In my experiences as soon as they identify us as human they will stop and then move away with their young. Never, in more than 50 sightings have I ever been charged.
During the severe snow of January 2010, with a friend I tracked down a sounder of between eight and 10 wild boar. We were off the main path and it was very hard getting around with the amount of snow. We spotted them rooting under a group of trees after about 10 minutes of searching, so we decided to get as close as possible. With my video camera I moved to within 10 metres before one of them spotted us. Within seconds of seeing us they ran about three metres and then stopped, looked back and ran again, this time disappearing.
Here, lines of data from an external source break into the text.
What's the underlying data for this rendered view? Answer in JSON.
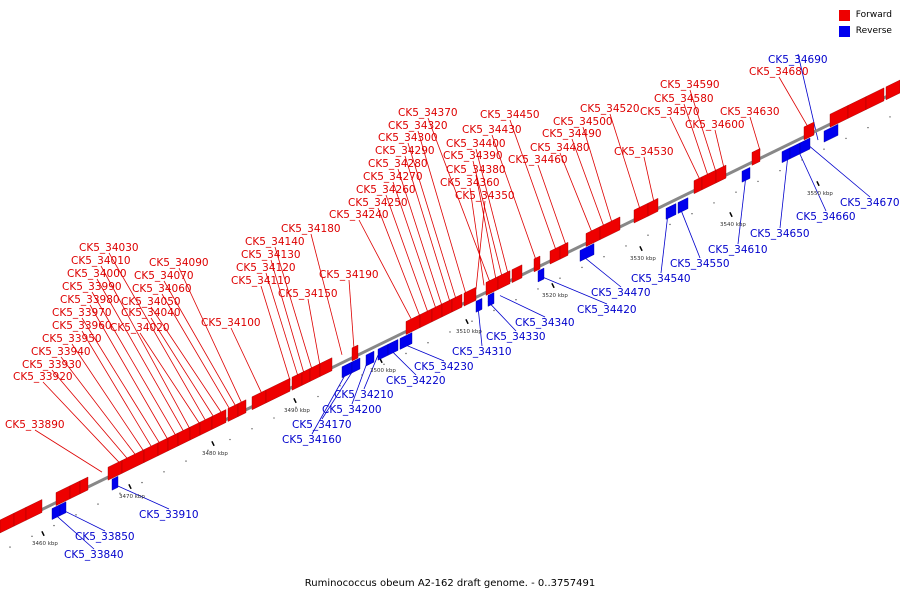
{
  "legend": [
    {
      "label": "Forward",
      "color": "#ee0000"
    },
    {
      "label": "Reverse",
      "color": "#0000ee"
    }
  ],
  "caption": "Ruminococcus obeum A2-162 draft genome. - 0..3757491",
  "kbp_ticks": [
    "3460 kbp",
    "3470 kbp",
    "3480 kbp",
    "3490 kbp",
    "3500 kbp",
    "3510 kbp",
    "3520 kbp",
    "3530 kbp",
    "3540 kbp",
    "3550 kbp"
  ],
  "forward_labels": [
    "CK5_33890",
    "CK5_33920",
    "CK5_33930",
    "CK5_33940",
    "CK5_33950",
    "CK5_33960",
    "CK5_33970",
    "CK5_33980",
    "CK5_33990",
    "CK5_34000",
    "CK5_34010",
    "CK5_34020",
    "CK5_34030",
    "CK5_34040",
    "CK5_34050",
    "CK5_34060",
    "CK5_34070",
    "CK5_34090",
    "CK5_34100",
    "CK5_34110",
    "CK5_34120",
    "CK5_34130",
    "CK5_34140",
    "CK5_34150",
    "CK5_34180",
    "CK5_34190",
    "CK5_34240",
    "CK5_34250",
    "CK5_34260",
    "CK5_34270",
    "CK5_34280",
    "CK5_34290",
    "CK5_34300",
    "CK5_34320",
    "CK5_34350",
    "CK5_34360",
    "CK5_34370",
    "CK5_34380",
    "CK5_34390",
    "CK5_34400",
    "CK5_34430",
    "CK5_34450",
    "CK5_34460",
    "CK5_34480",
    "CK5_34490",
    "CK5_34500",
    "CK5_34520",
    "CK5_34530",
    "CK5_34570",
    "CK5_34580",
    "CK5_34590",
    "CK5_34600",
    "CK5_34630",
    "CK5_34680"
  ],
  "reverse_labels": [
    "CK5_33840",
    "CK5_33850",
    "CK5_33910",
    "CK5_34160",
    "CK5_34170",
    "CK5_34200",
    "CK5_34210",
    "CK5_34220",
    "CK5_34230",
    "CK5_34310",
    "CK5_34330",
    "CK5_34340",
    "CK5_34420",
    "CK5_34470",
    "CK5_34540",
    "CK5_34550",
    "CK5_34610",
    "CK5_34650",
    "CK5_34660",
    "CK5_34670",
    "CK5_34690"
  ]
}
If you have a dog with you, then it is a different ball game. They don’t see a domesticated friendly dog, they see either a hunting dog or a wolf. Their natural instinct has taught them not to run from these animals but to stand and fight to protect themselves and their young. They are very good at it too.
Will an unprovoked wild boar charge and attack a human? Yes, I believe it is possible as they are wild animals and anything is possible, but looking at statistics from around the globe, it is extremely rare.
Hunters from other European countries have maimed wild boar with a poor shot and subsequently been attacked, sometimes even killed. However, this is a different scenario as the boar becomes a wounded animal which is capable of defending itself, so an attack is inevitable in these circumstances.
Can we co-exist with the wild boar in the Forest of Dean in the 21st century? No, probably not as history has a habit of repeating itself. Its only a matter of time before the wild boar are once again extinct from our forests and just a memory. Not hunted to extinction like they were in the 17th century, not chosen by nature, but eradicated through our intolerance of change and our inability to learn and adjust.